Gathering Information from Graphs

Shodor > Interactivate > Discussions > Gathering Information from Graphs

Student: I have seen people talking for hours about the same graph, as if they were reading a book. How is it possible for one little picture to have so much information in it?

Mentor: Do you know this saying: "A picture is worth a thousand words?" A mathematician would say that a graph is worth thousands of words. Of course, it is only possible because in mathematics there are many conventions about what each symbol or part of the graph means. This is not very different from the rest of life: for example, when you see a picture of a book or read the word "book," you do not need a long description of what it is and what it does. If you see bright cartoonish characters on the cover of a book, you may assume that it is a book for children, and so on. It may be easier to read symbols in math and sciences than in the rest of life. Do you know why?

Student: Because there are exact agreements on what each symbol means. Let us try to read a graph for practice.

Mentor: Would you like to draw a graph?

Student draws:

Mentor: Some parts of your graph are very easy to read.

Student: Like the last part, when the distance was not changing at all. I can tell a little story about it. Let me choose units for time and distance, say, seconds and meters. So my story about the last part would be: "For about three seconds, everything was still. The person stayed two meters away from the origin."

Mentor: When "everything is still," in mathematical terms, the dependent variable (distance in your example) does not change when the independent variable (time in your example) changes. In math, things that do not change are called constants. Functions that stay the same no matter what the variable does are called constant functions. So the last part of your graph is an example of a constant function graph.

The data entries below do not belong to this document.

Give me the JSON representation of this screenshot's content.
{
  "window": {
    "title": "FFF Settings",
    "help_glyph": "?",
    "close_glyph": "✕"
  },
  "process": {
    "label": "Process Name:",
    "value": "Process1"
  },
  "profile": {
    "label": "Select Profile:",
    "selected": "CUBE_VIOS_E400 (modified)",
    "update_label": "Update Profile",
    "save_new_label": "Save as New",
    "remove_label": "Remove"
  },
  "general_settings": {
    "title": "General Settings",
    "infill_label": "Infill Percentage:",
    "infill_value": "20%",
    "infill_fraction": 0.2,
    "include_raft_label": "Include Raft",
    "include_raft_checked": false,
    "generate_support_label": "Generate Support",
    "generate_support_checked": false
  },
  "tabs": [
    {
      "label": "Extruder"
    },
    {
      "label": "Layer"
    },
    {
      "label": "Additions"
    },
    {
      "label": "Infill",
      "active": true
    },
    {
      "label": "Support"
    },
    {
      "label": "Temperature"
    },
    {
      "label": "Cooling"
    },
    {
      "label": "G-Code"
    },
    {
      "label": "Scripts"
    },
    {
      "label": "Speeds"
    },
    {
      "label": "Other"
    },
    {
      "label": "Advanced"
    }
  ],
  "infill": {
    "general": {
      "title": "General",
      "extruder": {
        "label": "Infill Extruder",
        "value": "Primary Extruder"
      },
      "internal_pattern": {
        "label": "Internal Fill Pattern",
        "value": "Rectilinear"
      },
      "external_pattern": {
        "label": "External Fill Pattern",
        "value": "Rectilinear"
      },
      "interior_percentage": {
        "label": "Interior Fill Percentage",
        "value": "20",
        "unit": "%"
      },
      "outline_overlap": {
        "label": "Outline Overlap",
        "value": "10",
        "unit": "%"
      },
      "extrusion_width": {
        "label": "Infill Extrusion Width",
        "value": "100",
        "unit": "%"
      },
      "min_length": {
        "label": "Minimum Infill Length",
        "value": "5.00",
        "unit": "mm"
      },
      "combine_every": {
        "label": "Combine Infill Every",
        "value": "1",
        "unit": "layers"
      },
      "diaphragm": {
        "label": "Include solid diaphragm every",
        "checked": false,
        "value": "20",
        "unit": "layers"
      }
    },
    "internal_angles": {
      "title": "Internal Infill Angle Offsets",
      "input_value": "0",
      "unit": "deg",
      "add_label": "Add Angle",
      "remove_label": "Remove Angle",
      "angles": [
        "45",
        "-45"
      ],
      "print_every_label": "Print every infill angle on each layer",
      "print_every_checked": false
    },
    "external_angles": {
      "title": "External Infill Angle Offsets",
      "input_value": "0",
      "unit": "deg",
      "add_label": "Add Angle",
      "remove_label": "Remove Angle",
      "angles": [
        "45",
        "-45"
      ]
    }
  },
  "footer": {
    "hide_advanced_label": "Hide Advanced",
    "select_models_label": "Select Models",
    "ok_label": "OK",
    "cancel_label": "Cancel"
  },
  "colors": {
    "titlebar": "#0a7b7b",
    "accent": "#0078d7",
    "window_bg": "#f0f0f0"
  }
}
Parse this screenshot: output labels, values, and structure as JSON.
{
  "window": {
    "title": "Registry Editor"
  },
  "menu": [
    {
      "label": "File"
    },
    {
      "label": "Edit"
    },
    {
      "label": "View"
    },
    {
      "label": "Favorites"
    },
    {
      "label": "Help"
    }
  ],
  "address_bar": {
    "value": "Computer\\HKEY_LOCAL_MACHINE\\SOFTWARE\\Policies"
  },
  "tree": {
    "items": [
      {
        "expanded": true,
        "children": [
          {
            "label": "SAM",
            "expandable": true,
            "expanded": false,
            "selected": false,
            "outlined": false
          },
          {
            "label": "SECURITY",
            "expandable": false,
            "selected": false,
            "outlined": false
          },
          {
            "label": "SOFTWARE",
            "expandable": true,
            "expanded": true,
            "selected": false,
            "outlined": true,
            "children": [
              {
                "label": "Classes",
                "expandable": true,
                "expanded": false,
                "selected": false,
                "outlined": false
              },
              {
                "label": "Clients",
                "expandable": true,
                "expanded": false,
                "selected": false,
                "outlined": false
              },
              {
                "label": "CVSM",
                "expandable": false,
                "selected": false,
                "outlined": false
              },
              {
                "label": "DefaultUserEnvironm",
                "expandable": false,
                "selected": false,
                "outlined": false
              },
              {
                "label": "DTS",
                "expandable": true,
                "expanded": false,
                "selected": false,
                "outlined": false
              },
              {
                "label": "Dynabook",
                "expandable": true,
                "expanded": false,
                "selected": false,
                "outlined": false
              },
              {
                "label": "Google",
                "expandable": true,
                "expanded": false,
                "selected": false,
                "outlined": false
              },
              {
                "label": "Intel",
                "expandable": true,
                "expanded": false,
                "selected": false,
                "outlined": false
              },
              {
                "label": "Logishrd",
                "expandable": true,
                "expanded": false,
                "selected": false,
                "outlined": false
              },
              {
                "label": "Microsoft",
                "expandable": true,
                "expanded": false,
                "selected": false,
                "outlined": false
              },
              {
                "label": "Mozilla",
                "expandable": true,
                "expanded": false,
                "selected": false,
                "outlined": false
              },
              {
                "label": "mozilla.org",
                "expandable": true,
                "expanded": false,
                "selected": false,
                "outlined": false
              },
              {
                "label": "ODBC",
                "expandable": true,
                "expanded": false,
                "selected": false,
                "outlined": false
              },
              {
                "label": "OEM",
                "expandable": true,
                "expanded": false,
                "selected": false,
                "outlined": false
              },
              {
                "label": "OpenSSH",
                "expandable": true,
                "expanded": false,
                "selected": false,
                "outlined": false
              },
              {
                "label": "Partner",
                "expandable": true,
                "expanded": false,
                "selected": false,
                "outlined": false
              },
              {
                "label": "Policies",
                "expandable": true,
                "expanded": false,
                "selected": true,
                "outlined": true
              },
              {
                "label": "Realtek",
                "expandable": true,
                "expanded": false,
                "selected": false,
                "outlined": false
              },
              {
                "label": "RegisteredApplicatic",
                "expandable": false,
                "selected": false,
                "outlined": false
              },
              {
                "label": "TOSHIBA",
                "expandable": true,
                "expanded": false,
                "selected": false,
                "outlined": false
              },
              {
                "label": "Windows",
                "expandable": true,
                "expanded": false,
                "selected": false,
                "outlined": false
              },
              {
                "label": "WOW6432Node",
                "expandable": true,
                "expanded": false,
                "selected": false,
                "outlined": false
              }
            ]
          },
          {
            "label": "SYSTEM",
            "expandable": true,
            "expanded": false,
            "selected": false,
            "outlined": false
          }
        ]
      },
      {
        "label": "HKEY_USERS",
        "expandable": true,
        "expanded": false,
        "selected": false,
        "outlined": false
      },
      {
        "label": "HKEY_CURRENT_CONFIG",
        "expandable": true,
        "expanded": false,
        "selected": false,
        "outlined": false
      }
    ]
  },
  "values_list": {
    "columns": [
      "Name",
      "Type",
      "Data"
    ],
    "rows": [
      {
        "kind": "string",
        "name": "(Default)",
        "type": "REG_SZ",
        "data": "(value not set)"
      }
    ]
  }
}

Student: I think all straight line parts should be easy to read. In the first part of the graph, the person moved from a point three meters from the origin to the point four meters from the origin. It took two seconds. It took one second to cover the first half-meter, and one more second to cover the second half-meter.

Mentor: With this type of motion, called uniform, it always takes the same time to cover the same distance. In other words, velocity does not change.

Student: We can say that for uniform motion velocity is constant. So, if I see a straight line graph of distance vs. time, I will know that the velocity was the same.

Mentor: It is possible to find velocity for uniform motion from the graph of distance vs. time. Try to do it with the parts of your graph that describe such motion.

Student 1: That would be the first part and the third part.

Student 2: And the last part. For the last part, velocity is zero.

Student 1: Right. For the first part, the velocity is 1/2 meter per second.

Student 2: And for the third part of the graph, it is about 4 meters per second.

Mentor: I would put the minus sign in front of 4 for the third part, because the person we describe was moving backwards, and getting closer to the zero point.

Student 1: So for the third part of the graph, velocity is -4.

Student 2: Here are more examples of uniform motion. I used v for velocity.

Student: The second part of the original graph is not a straight line:

Mentor: This means that velocity was changing during that time. The question is, was the person speeding up or slowing down?

Student 1: During the first second, the person covered about two meters, and during the next second, about a third of a meter.

Student 2: If you look at half seconds, you see the same: a meter and a half during the first half-second, a half of a meter during the second half-second, and a third of a meter during the third half-second. The person was slowing down.

Mentor: Can you draw more graphs of distance vs. time when velocity decreases? Make sure to include a couple of graphs with negative velocity.

Student 1 draws:

Student 2: I do not understand why velocity decreases in your graphs. Take the green graph: it shows that the person covered about half a meter in the first second, about a meter in the second one, and about two meters in the third second. How is it "less and less"?

Student 1: You are forgetting the sign! The person described by the green graph is moving faster, but velocity is negative (the person is going "back"), so it is really decreasing. You can say it becomes "more negative."

Mentor: The graphs that describe functions with the rate of change (velocity) decreasing are called concave down. Do you see why?

Student 1: They are curved down.

Student 2: I guess if a graph is concave up, velocity will increase and the graph will look like this:

Student 1: You are right. I will make the table for distance and velocity approximations for this one:

Half-seconds Distance covered Positive or negative Velocity
1st 2 - -4
2nd 1 - -2
3 2/3 - -4/3
4 1/3 - -2/3
5 1/5 - -2/5
6 0 + 0
7 1/5 + 2/5
8 1/3 + 2/3

Student 2: Your table helps to see more exactly how velocity increases. The amazing thing is that all this information was already in the graph.

Mentor: Now you can see why and how people can talk about a graph for hours!